- Genre: Drama History
- Written by: Elizabeth Huckaby (memoir) Richard Levinson William Link
- Directed by: Lamont Johnson
- Starring: Joanne Woodward Charles Durning Henderson Forsythe Calvin Levels William Russ Tamu Blackwell Shannon John Bonnie Pemberton
- Music by: Billy Goldenberg
- Country of origin: United States
- Original language: English

Production
- Executive producers: Richard Levinson William Link David Susskind
- Producer: Robert Papazian
- Production locations: Dallas Central High School - 1500 Park Street, Little Rock, Arkansas
- Cinematography: Donald M. Morgan
- Editor: John Wright
- Running time: 125 minutes
- Production company: Time Life Television

Original release
- Network: CBS
- Release: February 4, 1981

= Crisis at Central High =

1981 television film directed by Lamont Johnson

Crisis at Central High is a 1981 made-for-television movie about the Little Rock Integration Crisis of 1957, based on a draft of the memoir by the same name by former assistant principal Elizabeth Huckaby.
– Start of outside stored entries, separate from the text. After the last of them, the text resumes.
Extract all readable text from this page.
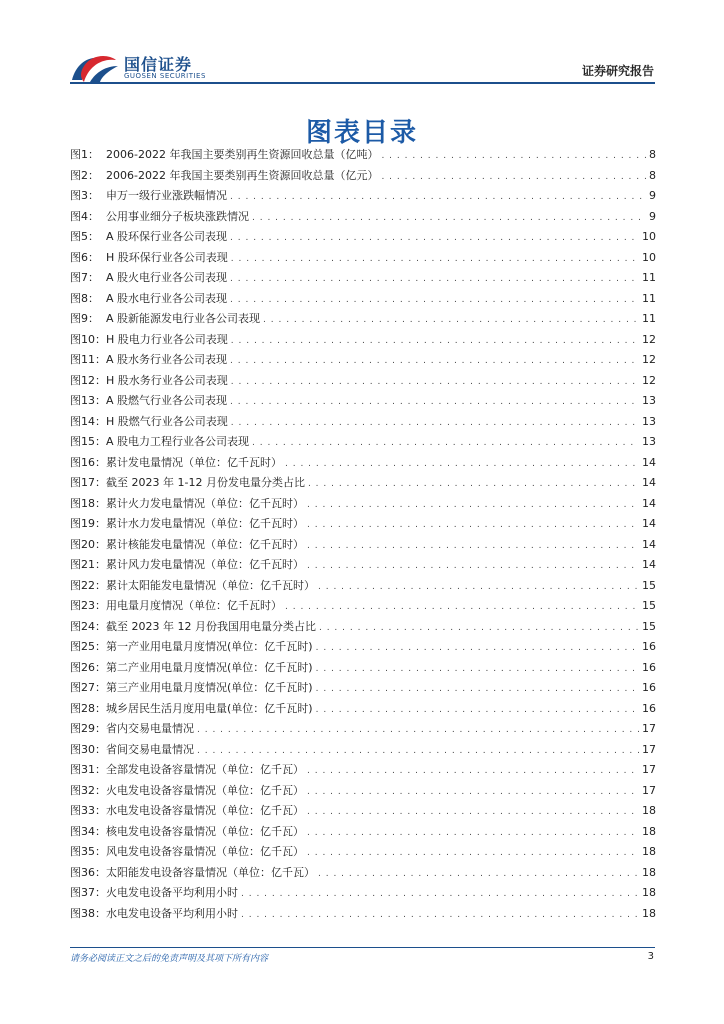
国信证券
GUOSEN SECURITIES	证券研究报告
图表目录
图1： 2006-2022 年我国主要类别再生资源回收总量（亿吨） . . .	8
图2： 2006-2022 年我国主要类别再生资源回收总量（亿元） . . .	8
图3： 申万一级行业涨跌幅情况 . . .	9
图4： 公用事业细分子板块涨跌情况 . . .	9
图5： A 股环保行业各公司表现 . . .	10
图6： H 股环保行业各公司表现 . . .	10
图7： A 股火电行业各公司表现 . . .	11
图8： A 股水电行业各公司表现 . . .	11
图9： A 股新能源发电行业各公司表现 . . .	11
图10： H 股电力行业各公司表现 . . .	12
图11： A 股水务行业各公司表现 . . .	12
图12： H 股水务行业各公司表现 . . .	12
图13： A 股燃气行业各公司表现 . . .	13
图14： H 股燃气行业各公司表现 . . .	13
图15： A 股电力工程行业各公司表现 . . .	13
图16： 累计发电量情况（单位：亿千瓦时） . . .	14
图17： 截至 2023 年 1-12 月份发电量分类占比 . . .	14
图18： 累计火力发电量情况（单位：亿千瓦时） . . .	14
图19： 累计水力发电量情况（单位：亿千瓦时） . . .	14
图20： 累计核能发电量情况（单位：亿千瓦时） . . .	14
图21： 累计风力发电量情况（单位：亿千瓦时） . . .	14
图22： 累计太阳能发电量情况（单位：亿千瓦时） . . .	15
图23： 用电量月度情况（单位：亿千瓦时） . . .	15
图24： 截至 2023 年 12 月份我国用电量分类占比 . . .	15
图25： 第一产业用电量月度情况(单位：亿千瓦时) . . .	16
图26： 第二产业用电量月度情况(单位：亿千瓦时) . . .	16
图27： 第三产业用电量月度情况(单位：亿千瓦时) . . .	16
图28： 城乡居民生活月度用电量(单位：亿千瓦时) . . .	16
图29： 省内交易电量情况 . . .	17
图30： 省间交易电量情况 . . .	17
图31： 全部发电设备容量情况（单位：亿千瓦） . . .	17
图32： 火电发电设备容量情况（单位：亿千瓦） . . .	17
图33： 水电发电设备容量情况（单位：亿千瓦） . . .	18
图34： 核电发电设备容量情况（单位：亿千瓦） . . .	18
图35： 风电发电设备容量情况（单位：亿千瓦） . . .	18
图36： 太阳能发电设备容量情况（单位：亿千瓦） . . .	18
图37： 火电发电设备平均利用小时 . . .	18
图38： 水电发电设备平均利用小时 . . .	18
请务必阅读正文之后的免责声明及其项下所有内容	3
William Link and Richard Levinson wrote the screenplay and were executive producers together with David Susskind of Time-Life Productions. The film starred Joanne Woodward as Huckaby and told the events from that character's point of view, although one obituary at the time of Huckaby's death cited her as saying the TV-movie enlarged her role. Woodward was nominated for an Emmy Award for Outstanding Lead Actress in a Limited Series or a Special and a Golden Globe Award for Best Performance by an Actress in a Mini-Series or Motion Picture Made for TV, in 1981 and 1982 respectively.

==Composite characters==
Like many docudramas, Crisis included some composite characters; at least one reviewer (O'Connor) criticizes the vague disclaimer to that effect, arguing that in a piece about such controversial events, alterations to the truth should be identified more specifically. In addition to the creative license already mentioned with regard to her role in the crisis, Huckaby was reported to have said the film showed some events are out of sequence and slightly altered others.

==Filming==
The movie was filmed on location in Little Rock and at Woodrow Wilson High School in Dallas, Texas. Many local Dallas actors had featured roles in the film, including radio personality Suzie Humphreys, TV and theater actor Jerry Haynes, teacher and actress Irma P. Hall, and Theater Three director Norma Young, as well as Taylor, a native Dallasite who was attending Southern Methodist University at the time the film was being cast.

==Critical reception==
Reviewer John O'Connor of The New York Times observed, "In the end, of course, the real heroes of this piece are the nine black students," whom O'Connor described as "played to quiet perfection." Actors highlighted for their portrayals included Calvin Levels as Ernest Green (the only senior in the group) and Regina Taylor as Minnijean Brown, launching that actress' professional career. Other principal actors in the film included Charles Durning as the principal and Henderson Forsythe as Huckaby's husband, Glenn.